Adriana glanced between the two, nervous energy building on her face. “Who?”
“There’s a guy,” Hardin said. “I’ve heard several names for him—the Quiet Man, Whisper, the Shadow. You don’t get to my position as quickly as I have without meeting some unsavory characters.” His eyes flicked to Lowry, perhaps subconsciously. “They all say there’s a Quiet Man, goes around Florida, and other states too, righting wrongs. Anybody who’s gotten away with something—murderers, rapists, child-abusers, gangsters, mobsters. And more often than not he kills them. They say he’s perfectly silent, slipping through the shadows. You won’t see him until he’s right in front of you, about to put a round between your eyes. If you see him at all. He’ll just as easily slip behind you, slit your throat. They say he has a ruined voice, hardly speaks. He lets you do all the talking.”

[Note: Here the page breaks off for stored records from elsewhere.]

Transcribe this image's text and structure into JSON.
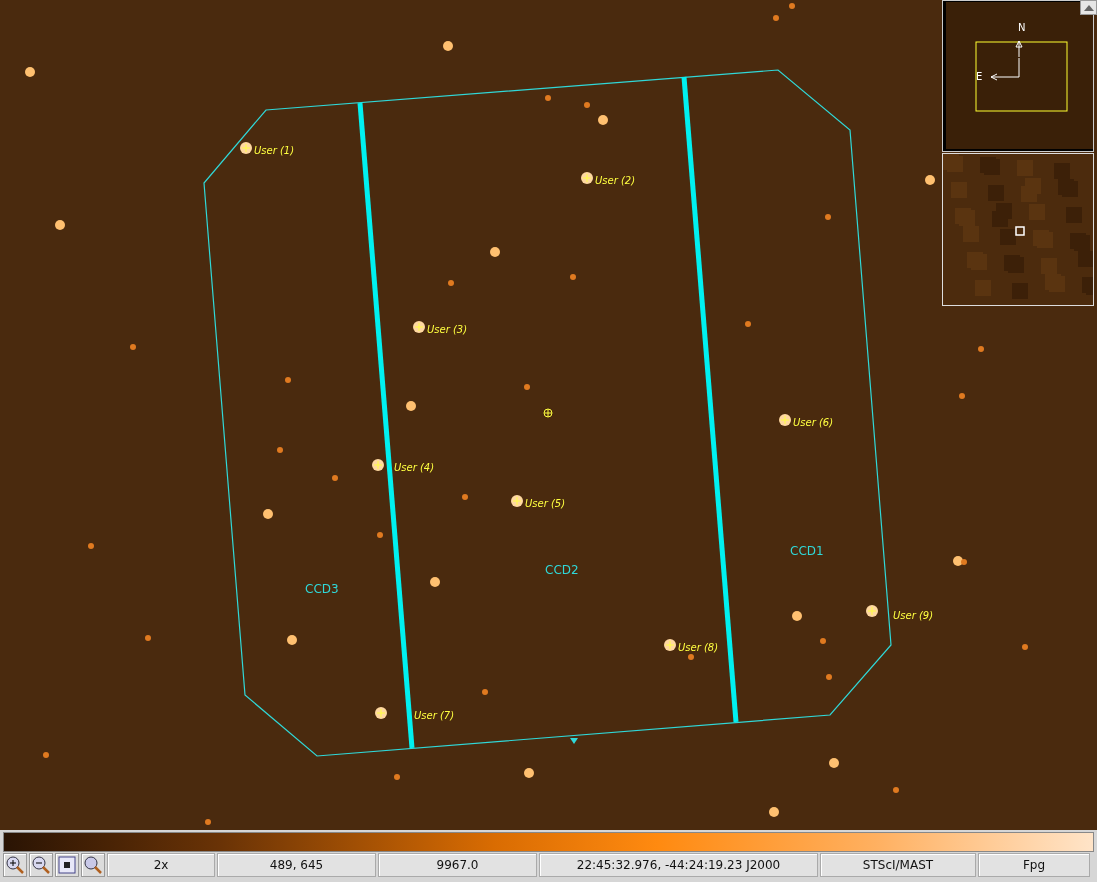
{
  "sky_view": {
    "chips": [
      {
        "label": "CCD3"
      },
      {
        "label": "CCD2"
      },
      {
        "label": "CCD1"
      }
    ],
    "markers": [
      {
        "label": "User (1)"
      },
      {
        "label": "User (2)"
      },
      {
        "label": "User (3)"
      },
      {
        "label": "User (4)"
      },
      {
        "label": "User (5)"
      },
      {
        "label": "User (6)"
      },
      {
        "label": "User (7)"
      },
      {
        "label": "User (8)"
      },
      {
        "label": "User (9)"
      }
    ]
  },
  "pan_window": {
    "north": "N",
    "east": "E"
  },
  "status_bar": {
    "zoom": "2x",
    "pixel": "489, 645",
    "value": "9967.0",
    "coordinates": "22:45:32.976, -44:24:19.23 J2000",
    "server": "STScI/MAST",
    "colormap": "Fpg"
  }
}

Hardin paused, looked at his travertine tiling. Lowry fidgeted, muttering. And Adriana blinked rapidly, eyes locked on Hardin, her chest expanding and contracting with deep breaths.
Hardin looked up. “When you spoke to him, did he just say ‘Talk’?”
Adriana, who was shaking now, nodded.
“It was him. Goddamnit.” He glanced between Adriana and Lowry. “We’re all in danger.” He crossed his arms, brought a hand to his chin, looked to the back wall. “But for the time being, there’s nowhere safer for us than where we’re going.” He glanced at his watch. “Come on. We don’t have much time.”
Hardin turned on his heel, left for the hallway behind them. Lowry followed, and a moment later Adriana rushed to catch up.
“But what are we going to…”
Her voice faded away. Just hints of their footsteps on the tile, then the feed in Silence’s ear went to pure, soft static.
The trio turned a corner, disappeared into the belly of the house.